Di conseguenza, chi ha in programma un viaggio nelle aree costiere del Mar Rosso non ha, al momento, titolo per recedere dal contratto di viaggio. Chi invece ha acquistato pacchetti turistici che comprendono visite nelle città o regioni 'sconsigliate' ha diritto di richiedere il rimborso o, eventualmente, accettare la proposta di un viaggio alternativo o posticipato, a condizione, ovviamente, che l’acquisto del viaggio sia avvenuto prima che la situazione di crisi si verificasse

Quindi in virtù della normativa dettata a tutela del turista, qualora il consumatore volesse annullare la prenotazione del viaggio in Egitto, potrà liberamente scegliere alternativamente di:

  1. usufruire di un altro pacchetto di qualità equivalente o superiore senza dover corrispondere alcun supplemento di prezzo;
  2. usufruire di un altro pacchetto qualitativamente inferiore previa restituzione della differenza del prezzo;
  3. richiedere il rimborso della somma di danaro già versata che dovrà essere corrisposta dall’operatore turistico entro 7 giorni lavorativi e senza l’addebito di alcuna penale.

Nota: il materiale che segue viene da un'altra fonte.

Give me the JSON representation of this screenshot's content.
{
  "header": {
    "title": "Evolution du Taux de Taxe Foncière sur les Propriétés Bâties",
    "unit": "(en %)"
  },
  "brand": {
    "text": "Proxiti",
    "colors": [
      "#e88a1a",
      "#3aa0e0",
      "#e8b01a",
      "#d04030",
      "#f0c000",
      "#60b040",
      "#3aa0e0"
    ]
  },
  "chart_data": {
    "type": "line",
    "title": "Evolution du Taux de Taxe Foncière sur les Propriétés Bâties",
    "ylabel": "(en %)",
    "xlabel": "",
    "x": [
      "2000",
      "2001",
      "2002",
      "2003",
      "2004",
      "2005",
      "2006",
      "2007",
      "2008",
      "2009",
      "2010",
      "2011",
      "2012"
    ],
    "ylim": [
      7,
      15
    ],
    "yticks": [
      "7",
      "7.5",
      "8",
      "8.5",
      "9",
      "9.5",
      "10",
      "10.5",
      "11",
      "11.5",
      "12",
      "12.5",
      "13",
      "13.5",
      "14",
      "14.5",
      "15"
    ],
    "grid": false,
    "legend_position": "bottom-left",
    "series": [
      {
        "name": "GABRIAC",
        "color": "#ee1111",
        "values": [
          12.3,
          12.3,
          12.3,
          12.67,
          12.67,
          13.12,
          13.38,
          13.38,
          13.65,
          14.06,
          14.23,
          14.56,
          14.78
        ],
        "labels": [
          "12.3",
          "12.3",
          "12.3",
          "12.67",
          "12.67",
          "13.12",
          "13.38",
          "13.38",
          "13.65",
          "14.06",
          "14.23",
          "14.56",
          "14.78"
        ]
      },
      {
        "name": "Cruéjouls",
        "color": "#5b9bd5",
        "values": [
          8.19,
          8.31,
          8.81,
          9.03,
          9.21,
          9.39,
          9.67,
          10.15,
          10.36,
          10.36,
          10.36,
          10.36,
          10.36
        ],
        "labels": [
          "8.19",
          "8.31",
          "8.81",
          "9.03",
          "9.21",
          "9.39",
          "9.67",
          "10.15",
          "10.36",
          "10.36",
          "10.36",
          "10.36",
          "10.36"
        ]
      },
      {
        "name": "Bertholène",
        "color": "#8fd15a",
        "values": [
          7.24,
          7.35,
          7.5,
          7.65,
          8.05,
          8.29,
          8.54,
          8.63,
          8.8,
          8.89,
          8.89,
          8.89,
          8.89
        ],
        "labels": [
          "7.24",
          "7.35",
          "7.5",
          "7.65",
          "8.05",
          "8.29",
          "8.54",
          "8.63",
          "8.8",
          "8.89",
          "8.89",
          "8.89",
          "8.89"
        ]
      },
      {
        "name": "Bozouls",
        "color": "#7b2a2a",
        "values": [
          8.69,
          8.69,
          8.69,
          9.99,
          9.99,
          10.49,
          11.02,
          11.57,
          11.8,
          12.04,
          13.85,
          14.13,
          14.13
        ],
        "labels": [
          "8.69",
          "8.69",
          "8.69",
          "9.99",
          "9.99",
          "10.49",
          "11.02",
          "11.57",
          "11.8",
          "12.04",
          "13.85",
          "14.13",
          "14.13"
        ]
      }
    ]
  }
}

E’ da considerarsi quindi arbitrario ed illegittimo il rifiuto dell’operatore turistico di garantire al turista i diritti riconosciuti dalla legge !!!

Consigliamo, quindi, a tutti coloro che volessero annullare il proprio viaggio in Egitto di provvedere tempestivamente a darne comunicazione con lettera raccomandata a/r (magari anticipata a mezzo fax) -inviata al tour operator e per conoscenza all’agente di viaggio- indicando chiaramente la propria volontà di esercitare una delle opzioni suddette e di rifiutare, nel caso, il buono viaggio o la riprotezione imposta dall’operatore turistico.